Monday to Friday



Living life on repeat is what i lately feel,
from Monday to Sunday the same old feelings.
A new week but i'm still blue; 
won't change till you're free.
A new month but i'm still blue;
keeping it all in won't make it better.

Making the bed from scratch won't solve the problem
cause it's not the sheets or wooden boards.
Thinking about thinking all the philosophic worries,
it annoys me i never spoke about me.

Morning time, facing a plastic smile on the mirror.
Washing face and teeth with expensive products i bought.
All the inside cry though can't be hidden anymore,
black circles and tiredness is noticed.

Changing the sleep-clothes won't make it more comfortable
cause it's not the silk or fury fabric the problem here.
Nor the non branded stuff or the luxury ones will make you feel better, anyway.
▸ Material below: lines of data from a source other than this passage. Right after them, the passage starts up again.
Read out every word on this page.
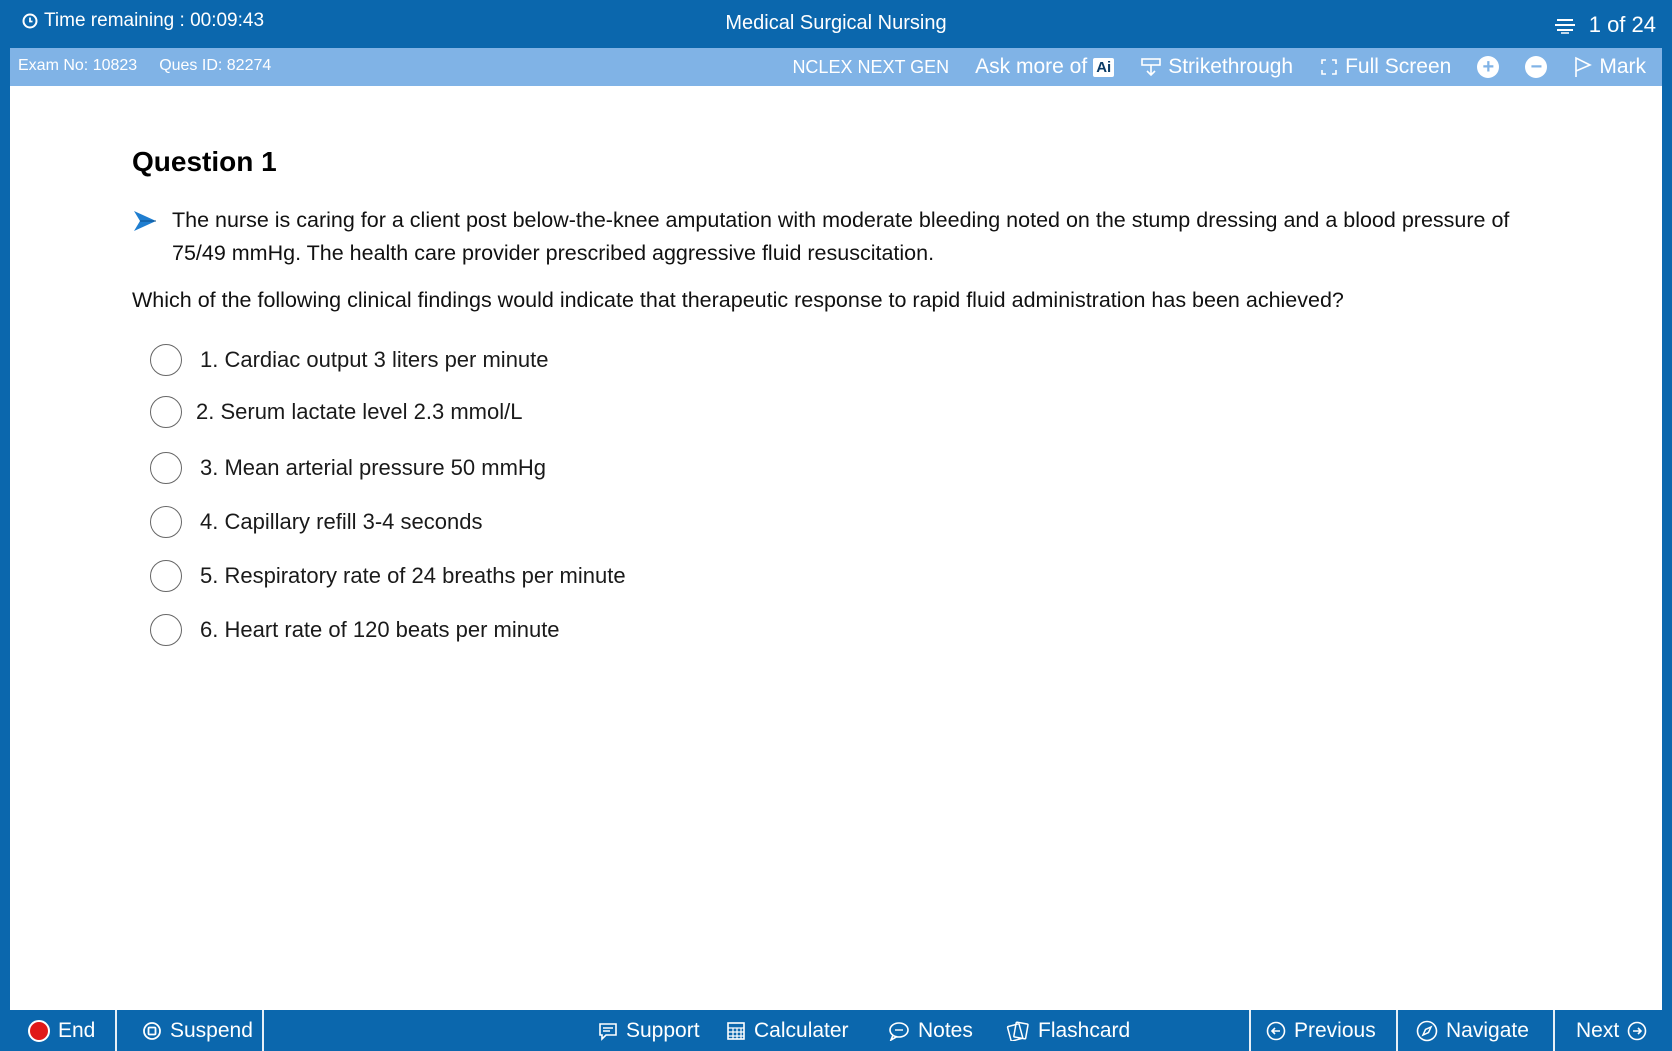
Time remaining : 00:09:43	Medical Surgical Nursing	1 of 24
Exam No: 10823 Ques ID: 82274	NCLEX NEXT GEN Ask more of Ai	Strikethrough Full Screen + −	Mark
Question 1
The nurse is caring for a client post below-the-knee amputation with moderate bleeding noted on the stump dressing and a blood pressure of 75/49 mmHg. The health care provider prescribed aggressive fluid resuscitation.
Which of the following clinical findings would indicate that therapeutic response to rapid fluid administration has been achieved?
1. Cardiac output 3 liters per minute
2. Serum lactate level 2.3 mmol/L
3. Mean arterial pressure 50 mmHg
4. Capillary refill 3-4 seconds
5. Respiratory rate of 24 breaths per minute
6. Heart rate of 120 beats per minute
End	Suspend	Support	Calculater	Notes	Flashcard	Previous	Navigate Next
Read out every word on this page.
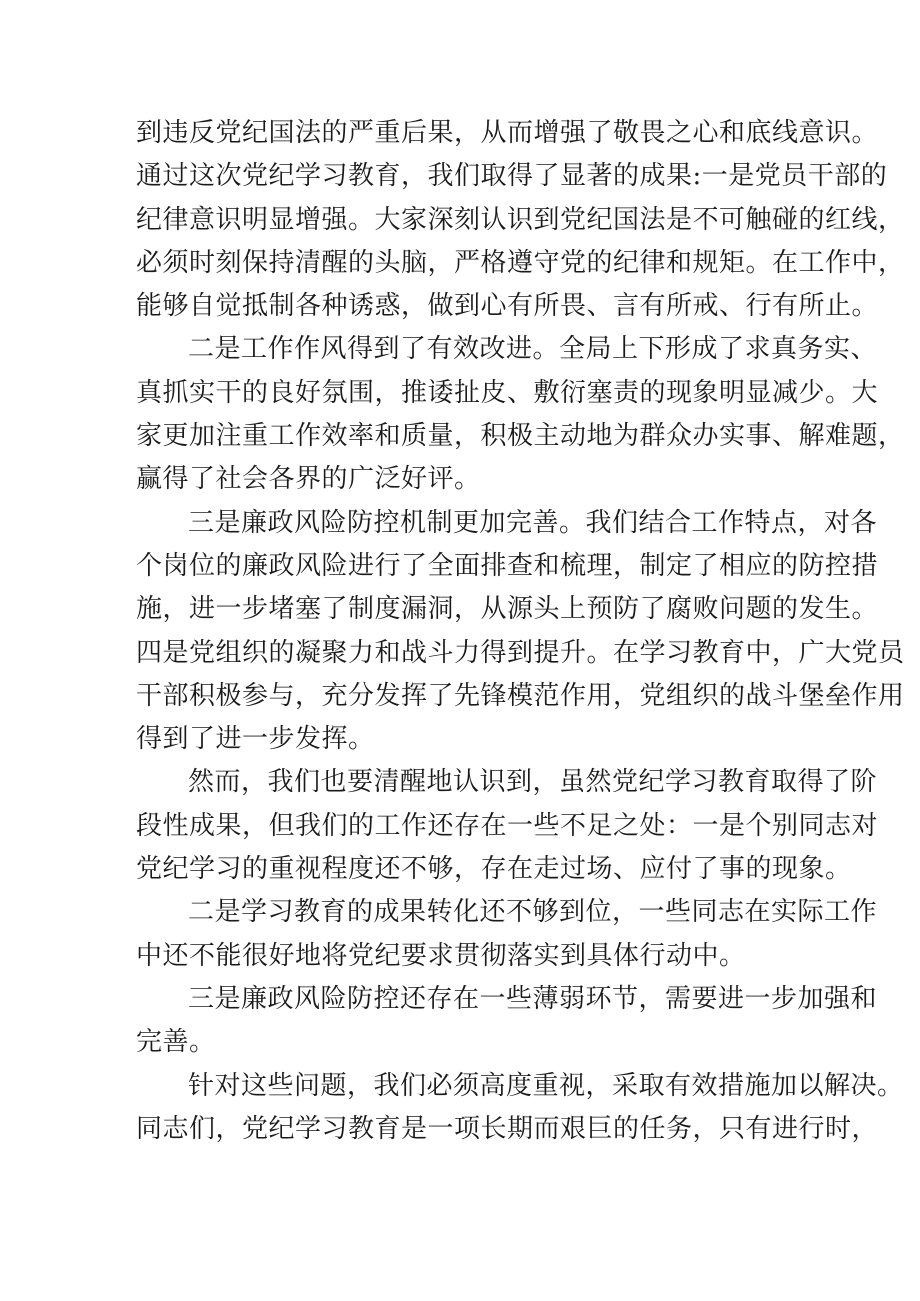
到违反党纪国法的严重后果，从而增强了敬畏之心和底线意识。
通过这次党纪学习教育，我们取得了显著的成果:一是党员干部的
纪律意识明显增强。大家深刻认识到党纪国法是不可触碰的红线，
必须时刻保持清醒的头脑，严格遵守党的纪律和规矩。在工作中，
能够自觉抵制各种诱惑，做到心有所畏、言有所戒、行有所止。
二是工作作风得到了有效改进。全局上下形成了求真务实、
真抓实干的良好氛围，推诿扯皮、敷衍塞责的现象明显减少。大
家更加注重工作效率和质量，积极主动地为群众办实事、解难题，
赢得了社会各界的广泛好评。
三是廉政风险防控机制更加完善。我们结合工作特点，对各
个岗位的廉政风险进行了全面排查和梳理，制定了相应的防控措
施，进一步堵塞了制度漏洞，从源头上预防了腐败问题的发生。
四是党组织的凝聚力和战斗力得到提升。在学习教育中，广大党员
干部积极参与，充分发挥了先锋模范作用，党组织的战斗堡垒作用
得到了进一步发挥。
然而，我们也要清醒地认识到，虽然党纪学习教育取得了阶
段性成果，但我们的工作还存在一些不足之处：一是个别同志对
党纪学习的重视程度还不够，存在走过场、应付了事的现象。
二是学习教育的成果转化还不够到位，一些同志在实际工作
中还不能很好地将党纪要求贯彻落实到具体行动中。
三是廉政风险防控还存在一些薄弱环节，需要进一步加强和
完善。
针对这些问题，我们必须高度重视，采取有效措施加以解决。
同志们，党纪学习教育是一项长期而艰巨的任务，只有进行时，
Night time, crawling back painfully to the mattress.
No rest for the weary life.
All the worries take life and flesh at night.
Feel every inch of my body being tortured by the thoughts that are full of life,
drinking every part of me.

Living life on repeat is what i lately feel,
from Monday to Sunday the same old feelings.
I still don't talk about what i feel,
It bothers me i keep it all in.

A day, a night, a week or two to months of being malnourished,
it's like an unpaid cost that's due to today.
A new week but i'm still blue; 
won't change till you're free.
A new month but i'm still blue;
keeping it all in won't make it better.
Living life on repeat is what i lately feel,
from Monday to Sunday the same old feelings.